El álbum debut del grupo de Turingia Mamoré suena como ese sueño cálido y acogedor que se produce después de tres cervezas bien merecidas en un pintoresco pub suburbano con una brillante bola de discoteca: sintetizadores brillantes, reverberación apagada y, a veces, un poco murmullo. Las letras harán que los fans de los 80 en particular se sientan como en casa y cuidados. MAMORÉ no oculta su simpatía por la Neue Deutsche Welle en ningún momento, especialmente el canto falco-esque y staccato del cantante Eric Schulz, mezclado con R ondulantes, te hace sentir una profunda nostalgia de los 80 que ni siquiera sabías que tenías.
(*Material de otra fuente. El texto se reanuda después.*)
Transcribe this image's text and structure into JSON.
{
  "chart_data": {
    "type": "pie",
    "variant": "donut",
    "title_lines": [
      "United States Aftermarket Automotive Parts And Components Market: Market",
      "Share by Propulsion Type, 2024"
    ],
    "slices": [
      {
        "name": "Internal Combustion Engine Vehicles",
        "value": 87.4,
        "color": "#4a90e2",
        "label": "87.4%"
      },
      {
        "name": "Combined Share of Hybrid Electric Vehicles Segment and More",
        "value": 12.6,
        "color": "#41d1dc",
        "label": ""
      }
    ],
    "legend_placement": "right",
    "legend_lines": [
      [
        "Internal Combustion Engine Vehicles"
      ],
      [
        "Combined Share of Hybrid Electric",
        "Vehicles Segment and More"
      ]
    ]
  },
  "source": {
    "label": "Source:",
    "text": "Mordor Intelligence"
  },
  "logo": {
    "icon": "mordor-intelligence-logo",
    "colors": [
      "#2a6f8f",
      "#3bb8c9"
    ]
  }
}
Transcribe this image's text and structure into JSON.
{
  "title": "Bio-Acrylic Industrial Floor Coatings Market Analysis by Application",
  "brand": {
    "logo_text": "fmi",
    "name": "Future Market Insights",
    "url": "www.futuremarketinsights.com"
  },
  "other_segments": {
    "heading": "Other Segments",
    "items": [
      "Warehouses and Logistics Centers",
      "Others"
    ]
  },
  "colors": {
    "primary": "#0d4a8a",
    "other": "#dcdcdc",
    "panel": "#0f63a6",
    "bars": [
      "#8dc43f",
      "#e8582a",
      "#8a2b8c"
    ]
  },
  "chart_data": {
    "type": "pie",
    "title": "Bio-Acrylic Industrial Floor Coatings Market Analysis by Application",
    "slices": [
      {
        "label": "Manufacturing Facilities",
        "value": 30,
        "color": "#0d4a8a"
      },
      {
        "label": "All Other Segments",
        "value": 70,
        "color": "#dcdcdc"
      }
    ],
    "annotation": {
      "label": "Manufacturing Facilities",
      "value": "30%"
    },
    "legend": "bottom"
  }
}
El contenido trata sobre todos esos temas emocionales que parecen importantes en este estado de letargo, que después de tres cervezas más ya no puedes decir con certeza si los acabas de comentar con el ilustre señor de la mesa de al lado, con la camarera o simplemente con tu propio reflejo. Por tanto, MAMORÉ es también un álbum sobre la mordedura de la soledad: “¿Qué he hecho para no tener con quién hablar?”, pregunta desesperado el yo lírico en “SOS”. Puedes mirar un vaso de cerveza, bailar o jugar a los dardos al ritmo del sonido retro-moderno de Mamoré. En resumen, se adapta a prácticamente todas las situaciones de la vida.